Major health stories last week

Dangote and Bill Gates

Own fight against HIV/AIDS, U.S. urges Nigeria
The U.S. President’s Emergency Plan for AIDS Relief (PEPFAR) and the Joint United Nations Programme for HIV/AIDs (UNAIDS), have urged the Nigerian government to “own the HIV response programme” by assisting in reducing the cost of placing people living with HIV/AIDs on treatment.

Speaking at the 4th National Council of AIDs, the country coordinator of PEPFAR, Shirley Dady, said it will be more cost effective “when the government of Nigeria takes over the HIV programme at all levels.”

This, she said, will enable PEPFAR locate and place 150,000 more people living with HIV on life saving treatment in the coming year.

Nigeria’s locally-produced vaccines ready ‘within next 3 – 4 years’
Locally-produced vaccines in Nigeria will be ready in about four years, Oyewale Tomori, Chairman of the Board of Directors, Biovaccines Nigeria Limited, has said.

Mr. Tomori, a Professor of Virology, said the Board is taking calculated steps to ensure they get everything right.

“Usually, a Greenfield project will require five to eight years gestation period. But we cannot wait that long.

“We are engaging our experts and relevant government agencies to see how we can shorten this process without making quality compromise. It is our hope that we can achieve production within the next 3 – 4 years.” he said

Nigerian government inaugurates committee on basic healthcare fund
In compliance with the National Health Act and towards increasing funding for the health sector, the Nigerian government has inaugurated a National Steering Committee on Basic Health Care Provision Fund.

The committee will seek more resources and ensure smooth operation of the Basic Health Healthcare Provision Fund.

The Minister of Health, Isaac Adewole, who is also the Chairman of the Committee, during the inauguration said Niger, Abia and Osun had been selected as the first set of states for commencement of the implementation of the Programme in the second quarter of 2018.

NMA introduce doctors’ stamp to remove quacks
In order to eradicate quackery in the medical profession, the Nigerian Medical Association (NMA) says doctors will commence full usage of doctors’ stamp with effect from April 1.

The president of the association, Mike Ogirima, said the rate of quackery in medical profession has increased disease burden and mortality rate in the country.

He said certain security features will be embedded in the stamp which will help differentiate professionals from quacks and any doctor that does not possess or have the stamp latest April 1 would be regarded as a quack.

JOHESU to begin strike April 7
Health workers in Nigeria under the aegis of the Joint Health Sector Unions (JOHESU), and the Assembly of Health Care professionals (AHPA), would begin an indefinite strike April 7.

The Vice President JOHESU, Chimele Ogbonna said that the health workers had explored all avenues for an amicable settlement of their grievances and are left with no other option to embark on an indefinite nationwide strike.

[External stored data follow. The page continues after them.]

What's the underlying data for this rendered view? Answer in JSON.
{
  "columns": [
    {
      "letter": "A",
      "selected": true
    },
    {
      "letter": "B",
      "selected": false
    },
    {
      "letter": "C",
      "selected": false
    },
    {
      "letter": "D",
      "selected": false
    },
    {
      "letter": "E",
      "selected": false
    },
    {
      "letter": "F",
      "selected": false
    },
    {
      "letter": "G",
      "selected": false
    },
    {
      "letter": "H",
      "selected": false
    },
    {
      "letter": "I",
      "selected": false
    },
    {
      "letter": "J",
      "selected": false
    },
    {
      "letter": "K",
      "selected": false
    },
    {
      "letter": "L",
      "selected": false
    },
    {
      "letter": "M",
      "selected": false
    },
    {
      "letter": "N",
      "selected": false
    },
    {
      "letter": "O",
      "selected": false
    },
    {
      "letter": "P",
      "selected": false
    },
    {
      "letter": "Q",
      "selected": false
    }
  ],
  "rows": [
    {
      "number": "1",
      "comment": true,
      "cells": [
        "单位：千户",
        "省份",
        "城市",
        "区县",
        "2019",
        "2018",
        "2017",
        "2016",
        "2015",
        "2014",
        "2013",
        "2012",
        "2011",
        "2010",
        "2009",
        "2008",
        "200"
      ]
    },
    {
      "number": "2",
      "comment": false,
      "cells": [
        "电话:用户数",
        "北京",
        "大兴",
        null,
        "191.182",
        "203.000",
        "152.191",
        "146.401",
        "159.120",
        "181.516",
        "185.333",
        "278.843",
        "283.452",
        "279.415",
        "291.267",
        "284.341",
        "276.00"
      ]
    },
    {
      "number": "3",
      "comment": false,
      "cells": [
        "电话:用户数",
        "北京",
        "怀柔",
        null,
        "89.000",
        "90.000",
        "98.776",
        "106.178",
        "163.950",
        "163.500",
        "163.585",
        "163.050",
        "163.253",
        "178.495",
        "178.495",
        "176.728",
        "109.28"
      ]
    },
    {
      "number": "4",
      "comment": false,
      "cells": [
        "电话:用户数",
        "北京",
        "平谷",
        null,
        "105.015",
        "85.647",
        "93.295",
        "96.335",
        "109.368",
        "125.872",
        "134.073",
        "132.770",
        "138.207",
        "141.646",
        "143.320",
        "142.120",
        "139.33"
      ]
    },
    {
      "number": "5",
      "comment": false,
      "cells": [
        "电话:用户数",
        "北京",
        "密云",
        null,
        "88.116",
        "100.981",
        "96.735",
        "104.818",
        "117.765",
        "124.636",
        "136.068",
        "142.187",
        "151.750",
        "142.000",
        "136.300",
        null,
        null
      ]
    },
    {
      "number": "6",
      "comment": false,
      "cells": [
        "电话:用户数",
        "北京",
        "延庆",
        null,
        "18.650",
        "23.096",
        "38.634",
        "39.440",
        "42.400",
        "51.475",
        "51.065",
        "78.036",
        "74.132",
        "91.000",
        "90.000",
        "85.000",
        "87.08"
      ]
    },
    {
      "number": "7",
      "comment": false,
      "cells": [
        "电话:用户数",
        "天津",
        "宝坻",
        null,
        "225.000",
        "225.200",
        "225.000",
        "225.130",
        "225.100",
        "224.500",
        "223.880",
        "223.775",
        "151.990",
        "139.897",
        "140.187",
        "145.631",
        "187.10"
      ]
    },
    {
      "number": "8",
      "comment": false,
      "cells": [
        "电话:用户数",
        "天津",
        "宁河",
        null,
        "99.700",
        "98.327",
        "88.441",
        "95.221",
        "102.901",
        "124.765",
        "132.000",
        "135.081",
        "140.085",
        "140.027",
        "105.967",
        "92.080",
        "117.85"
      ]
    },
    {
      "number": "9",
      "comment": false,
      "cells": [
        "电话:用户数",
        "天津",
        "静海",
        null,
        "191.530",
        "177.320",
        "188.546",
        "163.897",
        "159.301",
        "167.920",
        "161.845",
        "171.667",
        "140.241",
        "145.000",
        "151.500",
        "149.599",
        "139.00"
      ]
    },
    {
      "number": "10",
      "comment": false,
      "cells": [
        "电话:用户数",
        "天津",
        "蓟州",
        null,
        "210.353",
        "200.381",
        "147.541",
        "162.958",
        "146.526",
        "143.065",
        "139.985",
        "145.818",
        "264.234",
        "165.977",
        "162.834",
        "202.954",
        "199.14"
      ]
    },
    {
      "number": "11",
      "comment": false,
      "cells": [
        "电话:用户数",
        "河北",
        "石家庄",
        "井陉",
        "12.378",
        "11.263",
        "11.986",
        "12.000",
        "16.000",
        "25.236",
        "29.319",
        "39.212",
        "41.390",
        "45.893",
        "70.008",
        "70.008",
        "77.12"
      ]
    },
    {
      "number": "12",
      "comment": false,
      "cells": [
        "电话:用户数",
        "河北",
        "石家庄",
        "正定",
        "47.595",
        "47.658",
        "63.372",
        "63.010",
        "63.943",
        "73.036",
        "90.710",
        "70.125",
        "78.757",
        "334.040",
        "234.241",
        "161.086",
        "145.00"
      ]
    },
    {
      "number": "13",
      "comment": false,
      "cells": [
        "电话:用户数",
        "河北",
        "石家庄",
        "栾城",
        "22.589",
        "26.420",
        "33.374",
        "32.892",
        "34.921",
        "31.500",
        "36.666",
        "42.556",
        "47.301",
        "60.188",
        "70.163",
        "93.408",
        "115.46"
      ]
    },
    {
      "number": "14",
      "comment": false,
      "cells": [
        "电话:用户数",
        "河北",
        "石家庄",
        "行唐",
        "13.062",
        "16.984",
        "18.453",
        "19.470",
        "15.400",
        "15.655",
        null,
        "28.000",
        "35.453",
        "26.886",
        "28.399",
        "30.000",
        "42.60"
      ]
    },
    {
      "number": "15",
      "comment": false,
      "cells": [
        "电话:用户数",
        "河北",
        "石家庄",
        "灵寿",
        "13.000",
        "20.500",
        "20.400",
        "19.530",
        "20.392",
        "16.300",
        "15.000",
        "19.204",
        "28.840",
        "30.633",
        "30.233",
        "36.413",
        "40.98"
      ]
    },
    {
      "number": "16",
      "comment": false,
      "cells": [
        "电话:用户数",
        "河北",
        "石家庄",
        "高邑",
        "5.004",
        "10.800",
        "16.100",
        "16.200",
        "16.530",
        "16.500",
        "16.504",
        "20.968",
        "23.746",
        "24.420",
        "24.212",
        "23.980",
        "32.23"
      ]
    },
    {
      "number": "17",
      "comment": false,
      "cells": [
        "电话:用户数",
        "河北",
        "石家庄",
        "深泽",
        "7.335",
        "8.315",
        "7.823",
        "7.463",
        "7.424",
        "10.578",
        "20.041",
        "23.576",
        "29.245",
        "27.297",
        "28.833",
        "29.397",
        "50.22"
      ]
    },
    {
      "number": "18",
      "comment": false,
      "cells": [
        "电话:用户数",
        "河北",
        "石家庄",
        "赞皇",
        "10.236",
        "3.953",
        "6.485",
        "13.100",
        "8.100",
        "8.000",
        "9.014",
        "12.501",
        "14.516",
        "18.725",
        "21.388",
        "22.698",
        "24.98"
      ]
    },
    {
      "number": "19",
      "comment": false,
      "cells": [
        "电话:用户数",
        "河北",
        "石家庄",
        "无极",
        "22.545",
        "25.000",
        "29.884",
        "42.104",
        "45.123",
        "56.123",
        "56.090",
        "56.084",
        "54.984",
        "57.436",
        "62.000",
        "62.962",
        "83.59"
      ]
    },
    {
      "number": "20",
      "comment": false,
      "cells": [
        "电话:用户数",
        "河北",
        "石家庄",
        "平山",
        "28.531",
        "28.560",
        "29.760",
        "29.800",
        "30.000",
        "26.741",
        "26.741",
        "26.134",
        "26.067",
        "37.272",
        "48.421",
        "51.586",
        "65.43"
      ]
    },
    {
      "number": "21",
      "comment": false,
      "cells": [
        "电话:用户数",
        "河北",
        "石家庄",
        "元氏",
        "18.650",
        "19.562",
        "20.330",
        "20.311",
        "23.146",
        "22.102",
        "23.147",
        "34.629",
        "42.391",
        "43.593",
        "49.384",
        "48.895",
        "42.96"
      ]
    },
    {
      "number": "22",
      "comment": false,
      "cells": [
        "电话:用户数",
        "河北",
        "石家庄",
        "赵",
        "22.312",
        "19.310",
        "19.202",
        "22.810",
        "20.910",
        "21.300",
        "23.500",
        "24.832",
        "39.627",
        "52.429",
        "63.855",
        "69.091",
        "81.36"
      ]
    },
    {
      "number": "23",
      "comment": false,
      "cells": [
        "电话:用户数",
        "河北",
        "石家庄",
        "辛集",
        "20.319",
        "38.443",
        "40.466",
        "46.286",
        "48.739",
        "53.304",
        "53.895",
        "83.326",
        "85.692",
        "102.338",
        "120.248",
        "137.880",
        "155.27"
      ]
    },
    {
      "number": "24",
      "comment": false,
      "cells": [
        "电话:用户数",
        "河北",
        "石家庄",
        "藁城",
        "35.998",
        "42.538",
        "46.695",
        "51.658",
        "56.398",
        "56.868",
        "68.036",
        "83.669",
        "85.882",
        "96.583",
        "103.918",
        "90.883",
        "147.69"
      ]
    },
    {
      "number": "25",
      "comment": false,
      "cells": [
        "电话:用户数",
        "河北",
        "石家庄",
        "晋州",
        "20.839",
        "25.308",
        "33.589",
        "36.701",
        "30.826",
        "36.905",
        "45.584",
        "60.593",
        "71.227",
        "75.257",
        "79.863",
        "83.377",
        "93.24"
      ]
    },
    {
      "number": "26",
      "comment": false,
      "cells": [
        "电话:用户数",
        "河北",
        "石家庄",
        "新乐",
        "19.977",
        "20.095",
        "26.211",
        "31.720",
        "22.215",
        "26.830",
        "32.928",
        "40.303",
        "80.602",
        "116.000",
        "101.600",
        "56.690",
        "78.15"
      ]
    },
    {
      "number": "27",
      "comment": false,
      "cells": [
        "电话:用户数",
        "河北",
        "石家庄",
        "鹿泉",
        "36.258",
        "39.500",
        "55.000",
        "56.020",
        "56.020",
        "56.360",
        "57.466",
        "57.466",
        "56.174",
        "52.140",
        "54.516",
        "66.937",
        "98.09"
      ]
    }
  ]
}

He said the action is against their wish but the government has failed to honour the agreements with the workers from 2009 to 2017. The Union gave a 30 day ultimatum since March 5 and will end April 7.

Bill Gates, Dangote sign MoU with 6 governors on immunisation funds
Bill Gates and Aliko Dangote have signed a memorandum of Understanding with six northern governors on improved access to immunisation in the states.

The governors are; Aminu Tambuwal of Sokoto State, Kashim Shettima of Borno State, Abdullahi Ganduje of Kano State, Muhammed Abubakar of Bauchi State, Nasir El-Rufai of Kaduna State and Ibrahim Geidam of Yobe State.

According to Mr. Gates, all partners are committed to ensure that maximum number of children were reached.

He said the partners are projecting to reach at least 80 percent coverage in 2019 and the MoUs are intended to enable the states achieve targeted coverage.

Treat malaria with combination of drugs, NMEP pleads
The National Coordinator, National Malaria Elimination Programme (NMEP), Audu Mohammed has appealed to Nigerians to discourage anti-malarial treatment with a single medicine — monotherapy.

He said the Artemisinin based Combination Treatments (ACT) for the treatment of uncomplicated malaria remained efficacious, therefore Nigerians should use the ACT adopted by Nigeria, for the treatment of malaria.

He described the therapy as the best and said eliminating malaria requires a multi-pronged approach and change in behaviour

Scientists find miracle gel that kills cancer tumours
A medical research has produced a biodegradable gel that has the capacity to kill cancer tumours.

The gel, created by scientists at the Department of Cancer Immunology and Virology Dana-Farber Cancer Institute in Boston, MA, was designed to deliver immunotherapy directly to the area from which a cancerous cell has been surgically removed.

The results of the study was reported by Michael Goldberg and colleagues in the journal Science Translational Medicine.

Upon testing the gel on mice during the surgical removal of breast cancer tumours, the scientists found that it not only helped to prevent tumour recurrence at the primary site, but that it also eliminated secondary tumours in the lungs.